[Spambayes] RE: Central Limit Theorem??!! :)

Tim Peters tim.one@comcast.net
Mon, 23 Sep 2002 13:11:17 -0400


[T. Alexander Popiel]
> This can still be done in one pass.  While calculating mean and stddev,
> keep a running list of the 30 highest and 30 lowest f(w), then at the end
> figure out which of those 60 are most extreme.  (Assuming, of course,
> that I'm properly interpreting what is meant by 'extreme'.)

OK, it's really a three-pass process.

You don't know what any of the f(w) are until the first pass is complete.
Computing f(w) depends on first having seen every message that contains w.
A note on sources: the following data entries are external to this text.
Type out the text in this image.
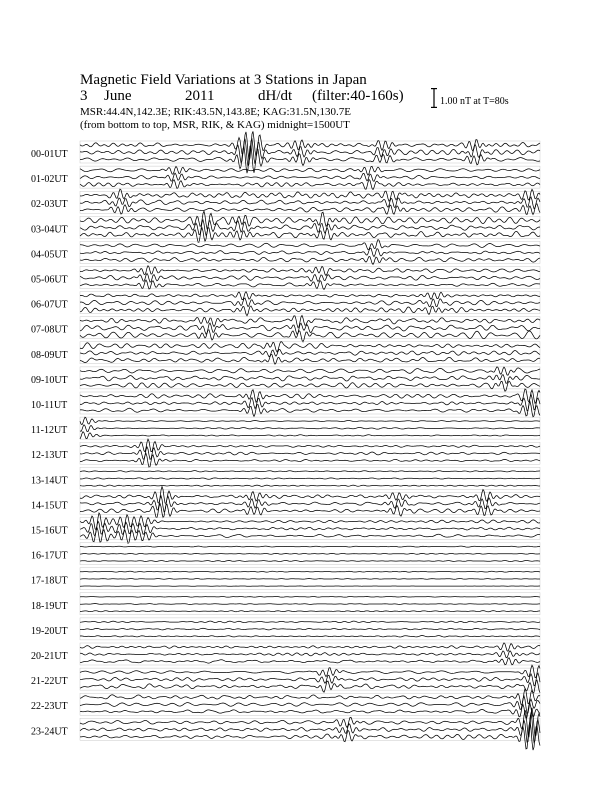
Magnetic Field Variations at 3 Stations in Japan
3 June	2011	dH/dt (filter:40-160s)
MSR:44.4N,142.3E; RIK:43.5N,143.8E; KAG:31.5N,130.7E
(from bottom to top, MSR, RIK, & KAG) midnight=1500UT
1.00 nT at T=80s
00-01UT
01-02UT
02-03UT
03-04UT
04-05UT
05-06UT
06-07UT
07-08UT
08-09UT
09-10UT
10-11UT
11-12UT
12-13UT
13-14UT
14-15UT
15-16UT
16-17UT
17-18UT
18-19UT
19-20UT
20-21UT
21-22UT
22-23UT
23-24UT
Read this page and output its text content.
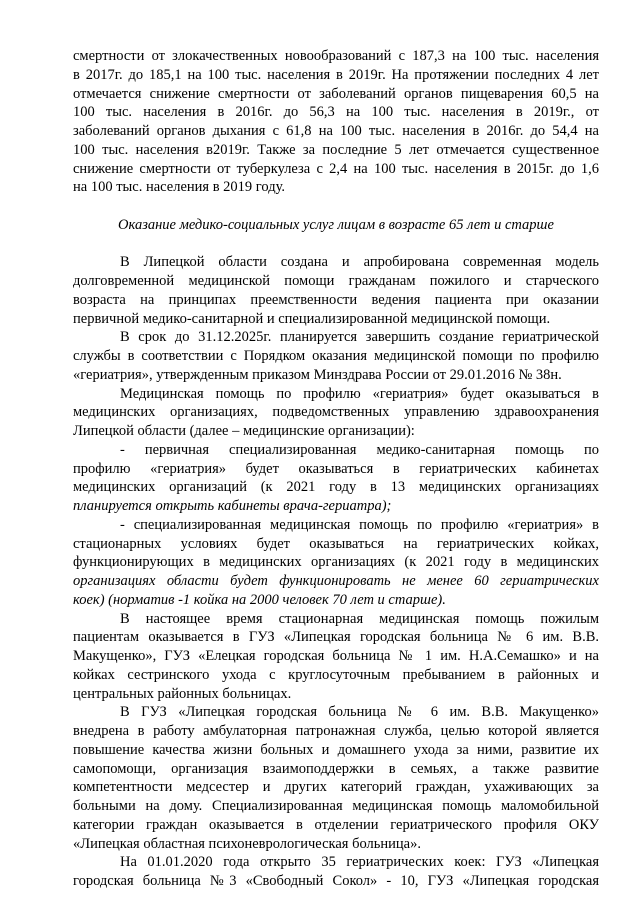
смертности от злокачественных новообразований с 187,3 на 100 тыс. населения
в 2017г. до 185,1 на 100 тыс. населения в 2019г. На протяжении последних 4 лет
отмечается снижение смертности от заболеваний органов пищеварения 60,5 на
100 тыс. населения в 2016г. до 56,3 на 100 тыс. населения в 2019г., от
заболеваний органов дыхания с 61,8 на 100 тыс. населения в 2016г. до 54,4 на
100 тыс. населения в2019г. Также за последние 5 лет отмечается существенное
снижение смертности от туберкулеза с 2,4 на 100 тыс. населения в 2015г. до 1,6
на 100 тыс. населения в 2019 году.
Оказание медико-социальных услуг лицам в возрасте 65 лет и старше
В Липецкой области создана и апробирована современная модель
долговременной медицинской помощи гражданам пожилого и старческого
возраста на принципах преемственности ведения пациента при оказании
первичной медико-санитарной и специализированной медицинской помощи.
В срок до 31.12.2025г. планируется завершить создание гериатрической
службы в соответствии с Порядком оказания медицинской помощи по профилю
«гериатрия», утвержденным приказом Минздрава России от 29.01.2016 № 38н.
Медицинская помощь по профилю «гериатрия» будет оказываться в
медицинских организациях, подведомственных управлению здравоохранения
Липецкой области (далее – медицинские организации):
- первичная специализированная медико-санитарная помощь по
профилю «гериатрия» будет оказываться в гериатрических кабинетах
медицинских организаций (к 2021 году в 13 медицинских организациях
планируется открыть кабинеты врача-гериатра);
- специализированная медицинская помощь по профилю «гериатрия» в
стационарных условиях будет оказываться на гериатрических койках,
функционирующих в медицинских организациях (к 2021 году в медицинских
организациях области будет функционировать не менее 60 гериатрических
коек) (норматив -1 койка на 2000 человек 70 лет и старше).
В настоящее время стационарная медицинская помощь пожилым
пациентам оказывается в ГУЗ «Липецкая городская больница № 6 им. В.В.
Макущенко», ГУЗ «Елецкая городская больница № 1 им. Н.А.Семашко» и на
койках сестринского ухода с круглосуточным пребыванием в районных и
центральных районных больницах.
В ГУЗ «Липецкая городская больница № 6 им. В.В. Макущенко»
внедрена в работу амбулаторная патронажная служба, целью которой является
повышение качества жизни больных и домашнего ухода за ними, развитие их
самопомощи, организация взаимоподдержки в семьях, а также развитие
компетентности медсестер и других категорий граждан, ухаживающих за
больными на дому. Специализированная медицинская помощь маломобильной
категории граждан оказывается в отделении гериатрического профиля ОКУ
«Липецкая областная психоневрологическая больница».
На 01.01.2020 года открыто 35 гериатрических коек: ГУЗ «Липецкая
городская больница №3 «Свободный Сокол» - 10, ГУЗ «Липецкая городская
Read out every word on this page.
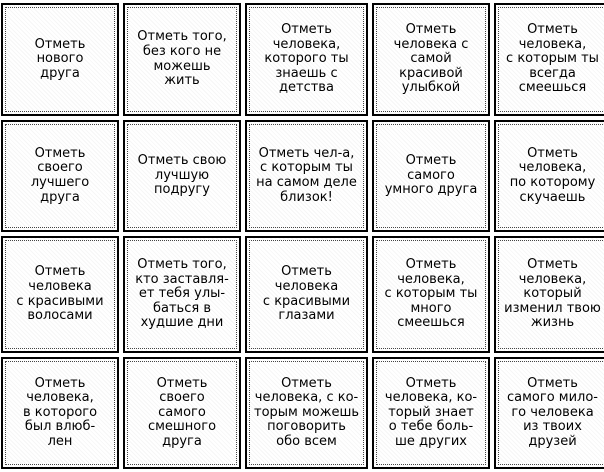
Отметь
нового
друга
Отметь того,
без кого не
можешь
жить
Отметь
человека,
которого ты
знаешь с
детства
Отметь
человека с
самой
красивой
улыбкой
Отметь
человека,
с которым ты
всегда
смеешься
Отметь
своего
лучшего
друга
Отметь свою
лучшую
подругу
Отметь чел-а,
с которым ты
на самом деле
близок!
Отметь
самого
умного друга
Отметь
человека,
по которому
скучаешь
Отметь
человека
с красивыми
волосами
Отметь того,
кто заставля-
ет тебя улы-
баться в
худшие дни
Отметь
человека
с красивыми
глазами
Отметь
человека,
с которым ты
много
смеешься
Отметь
человека,
который
изменил твою
жизнь
Отметь
человека,
в которого
был влюб-
лен
Отметь
своего
самого
смешного
друга
Отметь
человека, с ко-
торым можешь
поговорить
обо всем
Отметь
человека, ко-
торый знает
о тебе боль-
ше других
Отметь
самого мило-
го человека
из твоих
друзей
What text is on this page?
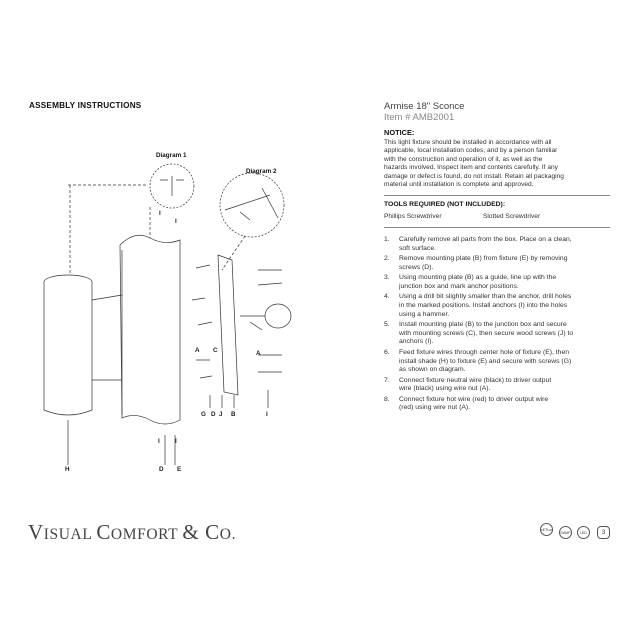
ASSEMBLY INSTRUCTIONS	Armise 18" Sconce
Item # AMB2001
NOTICE:
This light fixture should be installed in accordance with all
applicable, local installation codes, and by a person familiar
with the construction and operation of it, as well as the
hazards involved. Inspect item and contents carefully. If any
damage or defect is found, do not install. Retain all packaging
material until installation is complete and approved.
TOOLS REQUIRED (NOT INCLUDED):
Phillips Screwdriver	Slotted Screwdriver
1. Carefully remove all parts from the box. Place on a clean,
soft surface.
2. Remove mounting plate (B) from fixture (E) by removing
screws (D).
3. Using mounting plate (B) as a guide, line up with the
junction box and mark anchor positions.
4. Using a drill bit slightly smaller than the anchor, drill holes
in the marked positions. Install anchors (I) into the holes
using a hammer.
5. Install mounting plate (B) to the junction box and secure
with mounting screws (C), then secure wood screws (J) to
anchors (I).
6. Feed fixture wires through center hole of fixture (E), then
install shade (H) to fixture (E) and secure with screws (G)
as shown on diagram.
7. Connect fixture neutral wire (black) to driver output
wire (black) using wire nut (A).
8. Connect fixture hot wire (red) to driver output wire
(red) using wire nut (A).
Diagram 1
Diagram 2
I
I
A C	A
G D J B	I
I I
H	D E
VISUAL COMFORT & CO.	cETLus
DAMP	LED	3
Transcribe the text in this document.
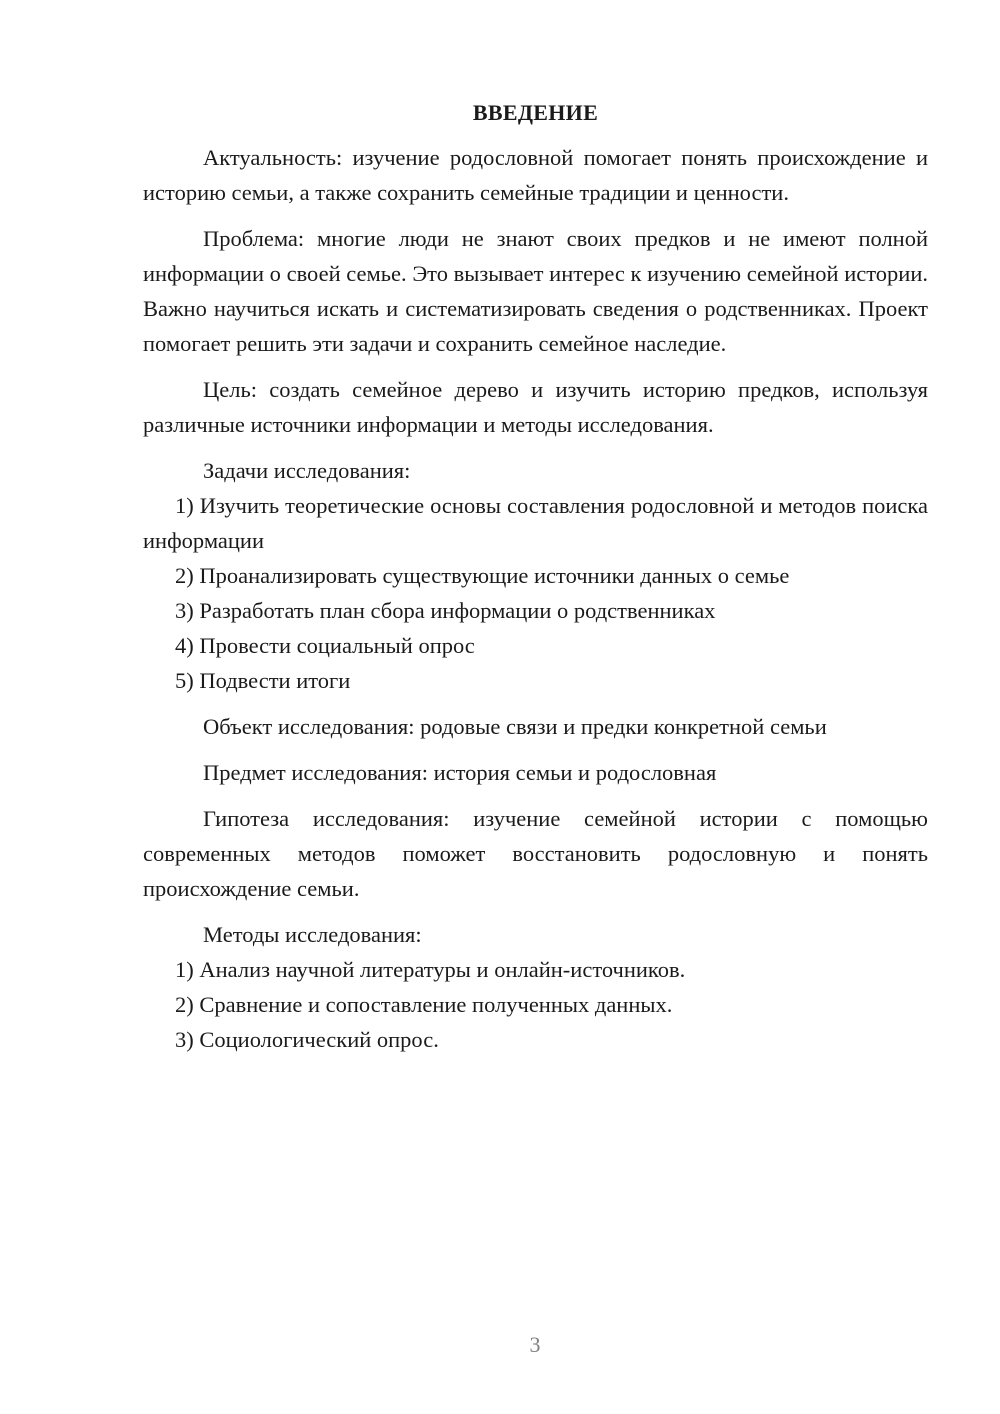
ВВЕДЕНИЕ

Актуальность: изучение родословной помогает понять происхождение и историю семьи, а также сохранить семейные традиции и ценности.

Проблема: многие люди не знают своих предков и не имеют полной информации о своей семье. Это вызывает интерес к изучению семейной истории. Важно научиться искать и систематизировать сведения о родственниках. Проект помогает решить эти задачи и сохранить семейное наследие.

Цель: создать семейное дерево и изучить историю предков, используя различные источники информации и методы исследования.

Задачи исследования:

1) Изучить теоретические основы составления родословной и методов поиска информации

2) Проанализировать существующие источники данных о семье

3) Разработать план сбора информации о родственниках

4) Провести социальный опрос

5) Подвести итоги

Объект исследования: родовые связи и предки конкретной семьи

Предмет исследования: история семьи и родословная

Гипотеза исследования: изучение семейной истории с помощью современных методов поможет восстановить родословную и понять происхождение семьи.

Методы исследования:

1) Анализ научной литературы и онлайн-источников.

2) Сравнение и сопоставление полученных данных.

3) Социологический опрос.

3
Computing f(w) is then a second pass, but doesn't require the source of
messages, it just needs the accumulated counts from the first pass.

The third pass is needed to find the 30 extremes for *each* training message
(as Gary said).  This again requires knowing the set of words contained in
each message.

If you only put a grand total of 30 extremes in each of the ham and spam
populations, then, e.g., under Graham's p(w) all of the ham extremes will
almost certainly be 0.01, and all of the spam extremes 0.99, and the
population variances will be 0, rendering the scheme useless (the z-score
for any message whose mean isn't exactly 0.01 or 0.99 will be infinite).
Under Gary's f(w), it will approach that the more messages you train on.

> ...
> The formulas in elementary statistics books certainly aren't good for
> this, but the recurrence relations in Knuth's TAOCP vol 2 (Seminumerical
> Algorithms) are quite good for the incremental approach.  Quoting from
> 4.2.2, equations 15 & 16:
>
>   (15)  M[1] = x[1],  M[k] = M[k-1] + ((x[k] - M[k-1]) / k)
>   (16)  S[1] = 0,     S[k] = S[k-1] + ((x[k] - M[k-1]) * (x[k] - M[k]))
>
>   for a population x of size n, 2 <= k <= n, where
>   sigma = sqrt(S[n]/(n-1)).
>
> These formulas can be run forwards or backwards with equal grace,

[16] can be run backwards gracefully, but I'm not sure about [15].  In the
forward direction, [15] wins because the rounding error in the subtraction
is effectively divided by k.  I believe

    M[k] = M[k+1] + (M[k+1] - x[k+1]) / k

is a numerically robust way to run [15] backwards, though.

> and (if coded as written without 'simplification') handle round-off
> errors well, too.  (If greater precision is needed, the precision of the
> sums can be doubled through use of the formulas in exercise 19 of the
> same chapter.)
>
> IANAS, but I trust Knuth. ;-)

For exercise 19, you trust Kahan, and he's more trustworthy here than Knuth
by a long shot <wink>.  I'm not going to bother until we know better whether
this scheme works (Python's unbounded ints are builtin, and fast, and using
them instead obviously loses no significant information).